The Siren read Being and Becoming when it first came out in 1987, picks it up all the time to this day, and still recalls many passages without much effort, as you can see. She already adored Miss Loy--from The Thin Man on, there is scarcely a movie the Siren wouldn't be in clover watching, and there's a good deal to worship before that watershed film, too. But Loy's memoirs are special, because they show such a rare thing--an artist whose work means the world to you, whom you can also admire as a person. Not a saint, oh no--wouldn't Miss Loy have hooted at that?--but a woman anyone would have been privileged to have as a coworker, proud to have as a friend.

And so last night, watching Third Finger, Left Hand, the Siren was struck by the character of Sam, a Pullman porter played by the African American actor Ernest Whitman. Whitman is stuck with what passed for black dialect in 1940 Hollywood, but it's an unusual and charming character. He is neither shuffling nor particularly servile, just genial and polite. And when Melvyn Douglas needs a lawyer (he's divorcing Loy--you don't really want me to explain why, do you?) it turns out that Sam has been studying law. He proceeds to run rings around Loy's tony attorney and would-be fiance, Lee Bowman, quoting hilariously abstruse passages from case law until Bowman calls it a night. Sam's character is the one who paves the way for true love.

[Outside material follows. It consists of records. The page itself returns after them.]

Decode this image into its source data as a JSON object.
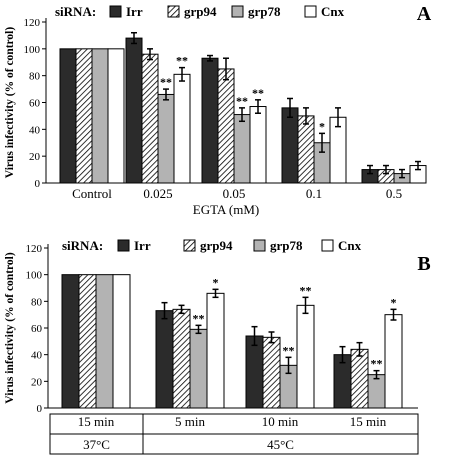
{
  "colors": {
    "irr": "#2b2b2b",
    "grp94": "#ffffff",
    "grp78": "#b3b3b3",
    "cnx": "#ffffff",
    "axis": "#000000"
  },
  "chart_data": [
    {
      "type": "bar",
      "panel_label": "A",
      "legend_prefix": "siRNA:",
      "legend_placement": "top",
      "series": [
        {
          "name": "Irr",
          "fill": "solid-dark",
          "values": [
            100,
            108,
            93,
            56,
            10
          ],
          "errors": [
            0,
            4,
            2,
            7,
            3
          ]
        },
        {
          "name": "grp94",
          "fill": "hatched",
          "values": [
            100,
            96,
            85,
            50,
            10
          ],
          "errors": [
            0,
            4,
            8,
            6,
            3
          ]
        },
        {
          "name": "grp78",
          "fill": "light-gray",
          "values": [
            100,
            66,
            51,
            30,
            7
          ],
          "errors": [
            0,
            4,
            5,
            7,
            3
          ]
        },
        {
          "name": "Cnx",
          "fill": "white",
          "values": [
            100,
            81,
            57,
            49,
            13
          ],
          "errors": [
            0,
            5,
            5,
            7,
            3
          ]
        }
      ],
      "categories": [
        "Control",
        "0.025",
        "0.05",
        "0.1",
        "0.5"
      ],
      "significance": [
        {
          "category": 1,
          "series": 2,
          "mark": "**"
        },
        {
          "category": 1,
          "series": 3,
          "mark": "**"
        },
        {
          "category": 2,
          "series": 2,
          "mark": "**"
        },
        {
          "category": 2,
          "series": 3,
          "mark": "**"
        },
        {
          "category": 3,
          "series": 2,
          "mark": "*"
        }
      ],
      "ylabel": "Virus infectivity (% of control)",
      "xlabel": "EGTA (mM)",
      "ylim": [
        0,
        120
      ],
      "yticks": [
        0,
        20,
        40,
        60,
        80,
        100,
        120
      ],
      "grid": false
    },
    {
      "type": "bar",
      "panel_label": "B",
      "legend_prefix": "siRNA:",
      "legend_placement": "top",
      "series": [
        {
          "name": "Irr",
          "fill": "solid-dark",
          "values": [
            100,
            73,
            54,
            40
          ],
          "errors": [
            0,
            6,
            7,
            6
          ]
        },
        {
          "name": "grp94",
          "fill": "hatched",
          "values": [
            100,
            74,
            53,
            44
          ],
          "errors": [
            0,
            3,
            4,
            5
          ]
        },
        {
          "name": "grp78",
          "fill": "light-gray",
          "values": [
            100,
            59,
            32,
            25
          ],
          "errors": [
            0,
            3,
            6,
            3
          ]
        },
        {
          "name": "Cnx",
          "fill": "white",
          "values": [
            100,
            86,
            77,
            70
          ],
          "errors": [
            0,
            3,
            6,
            4
          ]
        }
      ],
      "categories": [
        "15 min",
        "5 min",
        "10 min",
        "15 min"
      ],
      "group_labels": [
        {
          "label": "37°C",
          "from": 0,
          "to": 0
        },
        {
          "label": "45°C",
          "from": 1,
          "to": 3
        }
      ],
      "significance": [
        {
          "category": 1,
          "series": 2,
          "mark": "**"
        },
        {
          "category": 1,
          "series": 3,
          "mark": "*"
        },
        {
          "category": 2,
          "series": 2,
          "mark": "**"
        },
        {
          "category": 2,
          "series": 3,
          "mark": "**"
        },
        {
          "category": 3,
          "series": 2,
          "mark": "**"
        },
        {
          "category": 3,
          "series": 3,
          "mark": "*"
        }
      ],
      "ylabel": "Virus infectivity (% of control)",
      "xlabel": "",
      "ylim": [
        0,
        120
      ],
      "yticks": [
        0,
        20,
        40,
        60,
        80,
        100,
        120
      ],
      "grid": false
    }
  ]
}
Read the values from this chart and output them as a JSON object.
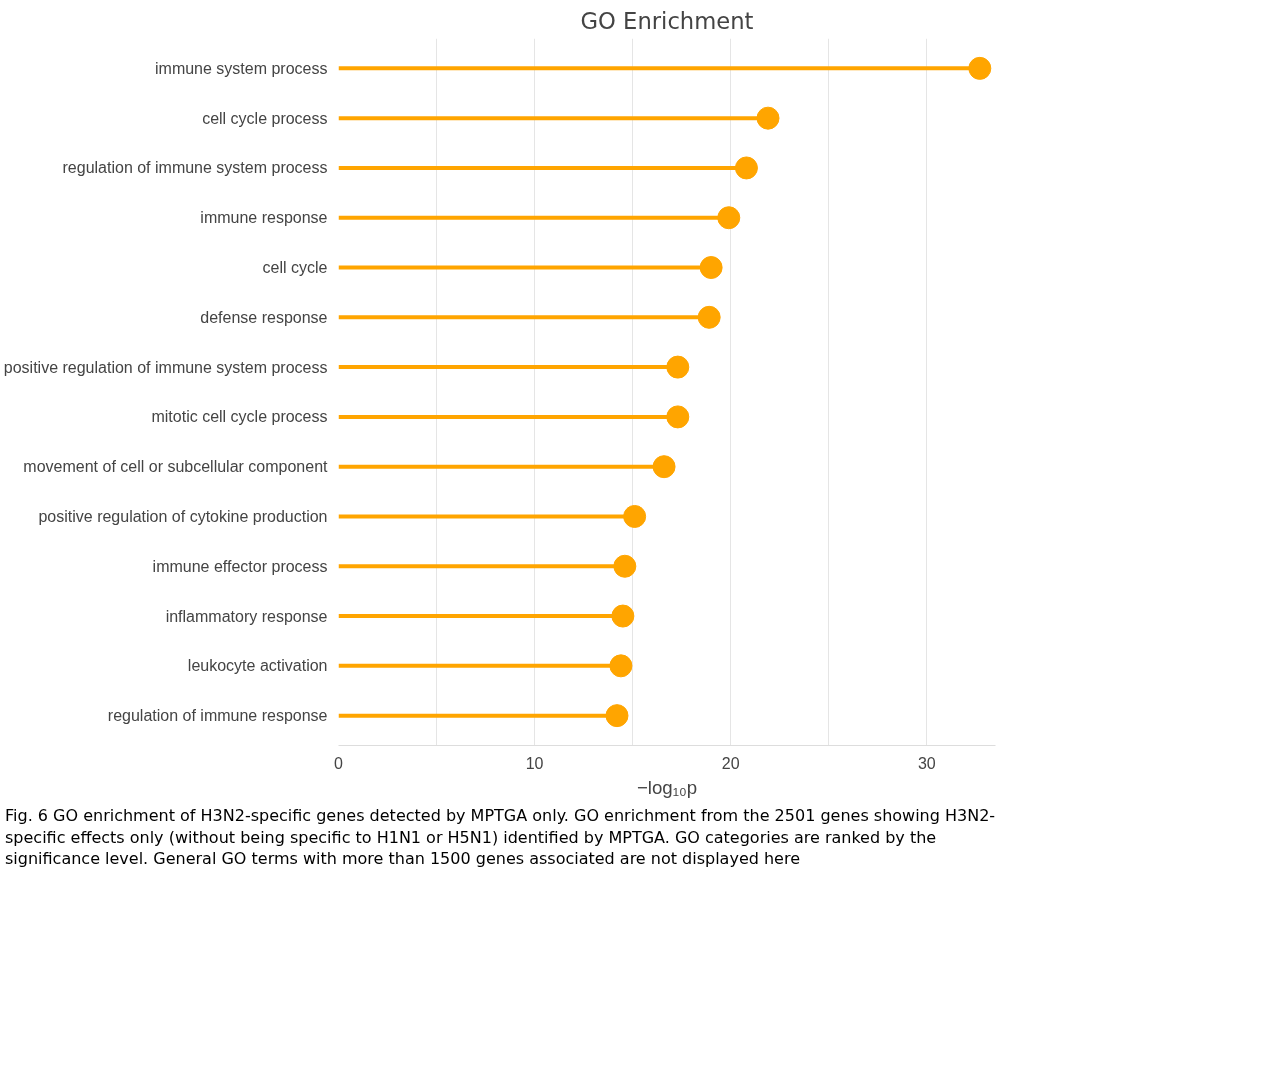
{
  "chart_data": {
    "type": "lollipop",
    "orientation": "horizontal",
    "title": "GO Enrichment",
    "xlabel": "−log₁₀p",
    "categories": [
      "immune system process",
      "cell cycle process",
      "regulation of immune system process",
      "immune response",
      "cell cycle",
      "defense response",
      "positive regulation of immune system process",
      "mitotic cell cycle process",
      "movement of cell or subcellular component",
      "positive regulation of cytokine production",
      "immune effector process",
      "inflammatory response",
      "leukocyte activation",
      "regulation of immune response"
    ],
    "values": [
      32.7,
      21.9,
      20.8,
      19.9,
      19.0,
      18.9,
      17.3,
      17.3,
      16.6,
      15.1,
      14.6,
      14.5,
      14.4,
      14.2
    ],
    "color": "#ffa500",
    "marker": "circle",
    "grid": "x",
    "xlim": [
      0,
      33.5
    ],
    "xticks": [
      0,
      {
        "value": 5,
        "label": null
      },
      10,
      {
        "value": 15,
        "label": null
      },
      20,
      {
        "value": 25,
        "label": null
      },
      30
    ],
    "annotations": [
      "Fig. 6 GO enrichment of H3N2-specific genes detected by MPTGA only. GO enrichment from the 2501 genes showing H3N2-specific effects only (without being specific to H1N1 or H5N1) identified by MPTGA. GO categories are ranked by the significance level. General GO terms with more than 1500 genes associated are not displayed here"
    ]
  }
}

And when the end credits rolled, the Siren marched straight back to Loy, and this:


During my early years in the studios, movie people were too busy getting a foothold to concern themselves with social conscience. I once asked, 'Why does every Negro in a film have to play a servant? How about just a black person walking up the steps of a courthouse carrying a briefcase?' Well! The storm that caused!


When artists die, there are always some scolds who insist that it simply isn't possible to miss--deeply, personally miss--a woman you were never fortunate enough to meet. The Siren says phooey to that. Because she misses Miss Loy, and always will.